I generally judge a book as good or not good by how many times I put it down whilst reading. This isn't a 100% accurate method, but it's a good rule of thumb. (I have to put down Charlie Stross books for breaks because my brain might hemorrhage otherwise, but his books are still good.) Oh, and tinkle breaks don't count.

So, a really awesome book has none to one break. A better than average book has five or less put downs. Average books get put down by me about ten or fifteen times. Worse than average books...well, I don't always finish those.

Anyway, I had to put this book down thrice. Once was for bedtime. Once was for pizza. And, the final time was to drive my kids to a kid party. I grumbled all three times that I had to put the book down, and really, all of those break reasons are decent reasons. So, I rate this book as an above-average read.

It's a YA books, so the main characters are kids and sometimes do stupid things.

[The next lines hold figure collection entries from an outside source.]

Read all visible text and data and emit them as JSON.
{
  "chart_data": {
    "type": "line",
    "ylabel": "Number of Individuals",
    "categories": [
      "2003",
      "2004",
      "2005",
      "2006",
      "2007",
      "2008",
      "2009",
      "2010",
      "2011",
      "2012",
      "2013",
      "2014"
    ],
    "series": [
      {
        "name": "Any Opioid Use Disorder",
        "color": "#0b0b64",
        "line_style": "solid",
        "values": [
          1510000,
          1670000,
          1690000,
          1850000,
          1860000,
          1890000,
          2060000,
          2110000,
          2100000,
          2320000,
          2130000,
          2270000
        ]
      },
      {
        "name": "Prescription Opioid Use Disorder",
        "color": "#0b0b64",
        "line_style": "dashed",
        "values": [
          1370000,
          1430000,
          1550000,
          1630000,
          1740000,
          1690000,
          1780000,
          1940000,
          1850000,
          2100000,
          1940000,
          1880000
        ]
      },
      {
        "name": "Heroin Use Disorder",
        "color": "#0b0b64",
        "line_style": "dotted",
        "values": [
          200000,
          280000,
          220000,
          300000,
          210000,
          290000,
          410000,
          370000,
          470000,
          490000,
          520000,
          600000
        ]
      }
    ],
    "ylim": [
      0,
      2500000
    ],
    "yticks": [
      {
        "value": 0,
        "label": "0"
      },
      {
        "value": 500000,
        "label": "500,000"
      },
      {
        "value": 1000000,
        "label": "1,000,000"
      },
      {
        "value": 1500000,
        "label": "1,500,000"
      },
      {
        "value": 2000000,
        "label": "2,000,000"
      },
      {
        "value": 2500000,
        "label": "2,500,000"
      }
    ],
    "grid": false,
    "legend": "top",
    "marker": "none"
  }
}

Kids not talking about their feelings because they're afraid of what the other kids think seems totally plausible to me. The characters were developed and seemed plausible. Except for dying for 11 minutes, I was a lot like her female character as a kid. (I was a valedictorian, concerned about my grades and the like.) Her inner monologue seemed reasonable to me. She didn't have the answers at once and had to find them, and she wasn't sure of her own feelings. After reading the author's blurb on Amazon, I kind of expected a little bit of science fiction. I mean, she's a science teacher. But it wasn't. And this story was perfect in its non-science-fiction-ness. I kind of wish the complete brain change was explained more, but I'm also glad that it wasn't. Potential discussion topics with the kids: What makes us human? What makes humans different than other critters? Is the differences between humans and other critters important? Is it morally acceptable to help moribund people along their final journey? What does it really take to be happy?